Minorities weren’t doing much better a decade later. Of the 118,666 credential librarians, nearly 88 percent were white, the library association determined after it reviewed 2009-2010 American Community Survey data. Minorities working in the nation’s public libraries, academic and school branches had made small gains from 11 percent in 2000 to 12 percent in 2010. At 5.2 percent, African-Americans were the minority group to have the largest representation, followed by Latinos (3 percent) and Asian-Americans (2.3 percent).
For the librarian workforce to reach parity with the nation’s demographics, which is estimated at nearly 37 percent of the total U.S. population, Puente stresses, “we would have to hire tens of thousands of librarians of color. That’s not going to happen.”
Future of Librarianship
Puente stresses that the nation will see a wave of retirements in the next decade, creating a need for librarians in public and private settings.
This is among the top reasons Alston, who was a former print journalist, decided to get his master’s in library science at North Carolina Central University. Aside from helping others find information, he saw an industry with better salaries and perhaps more job security, something that he’s beginning to question as politicians across the country constantly threaten to slash funding for these institutions.

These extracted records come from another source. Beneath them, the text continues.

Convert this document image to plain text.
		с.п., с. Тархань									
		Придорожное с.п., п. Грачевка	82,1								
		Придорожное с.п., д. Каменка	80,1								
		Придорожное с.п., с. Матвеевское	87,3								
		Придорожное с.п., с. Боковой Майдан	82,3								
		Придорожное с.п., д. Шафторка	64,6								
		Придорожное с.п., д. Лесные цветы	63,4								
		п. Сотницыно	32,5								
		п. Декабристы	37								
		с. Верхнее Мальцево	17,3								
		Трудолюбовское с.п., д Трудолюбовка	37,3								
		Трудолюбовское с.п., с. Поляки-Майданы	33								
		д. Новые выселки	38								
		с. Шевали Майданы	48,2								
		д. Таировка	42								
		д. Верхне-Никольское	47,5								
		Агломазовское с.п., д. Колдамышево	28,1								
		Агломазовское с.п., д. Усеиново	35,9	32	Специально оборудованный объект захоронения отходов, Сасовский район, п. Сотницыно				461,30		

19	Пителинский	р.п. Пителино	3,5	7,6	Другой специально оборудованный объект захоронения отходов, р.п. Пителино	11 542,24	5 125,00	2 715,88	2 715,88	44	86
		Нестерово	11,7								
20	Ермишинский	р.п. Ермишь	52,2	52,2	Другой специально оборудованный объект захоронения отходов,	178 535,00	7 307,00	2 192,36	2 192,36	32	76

After finishing his master’s in 2008, he secured employment as the first diversity resident librarian at the University of North Carolina at Greensboro. He worked as a reference librarian at Forsyth County Public Library in Winston-Salem before starting his doctoral program in 2011.
One way library associations are helping increase the pipeline of scholars trained in library science is by creating scholarship and mentorship programs for Latinos, African-Americans, Native Americans, and Asian-Americans to pursue librarianship careers.
One of the best-known programs is the American Library Association’s Spectrum Initiative, a multimillion-dollar effort to diversify the nation’s librarian workforce. Students receive financial support and professional development to fast-track their careers in library science.
Puente was one of those recipients. He first became interested in library science in 2003 while doing his graduate work at the University of Arizona’s School of Information Resources and Library Science.
Puente, who is the first in his family to obtain a college degree, noted that his father, who worked as brick mason, had one goal for his children: that they wouldn’t end up doing manual labor.
But when Puente told his parents he wanted to obtain a master’s degree in library science, his father couldn’t understand why his son wanted to spend more years in college to work putting books on shelves.
“That’s probably the biggest perception our profession has,” he said, adding that minority communities don’t understand the scope of the work, skills, and preparation necessary to become a librarian. One of his main missions, he said, is changing that perception among communities of color.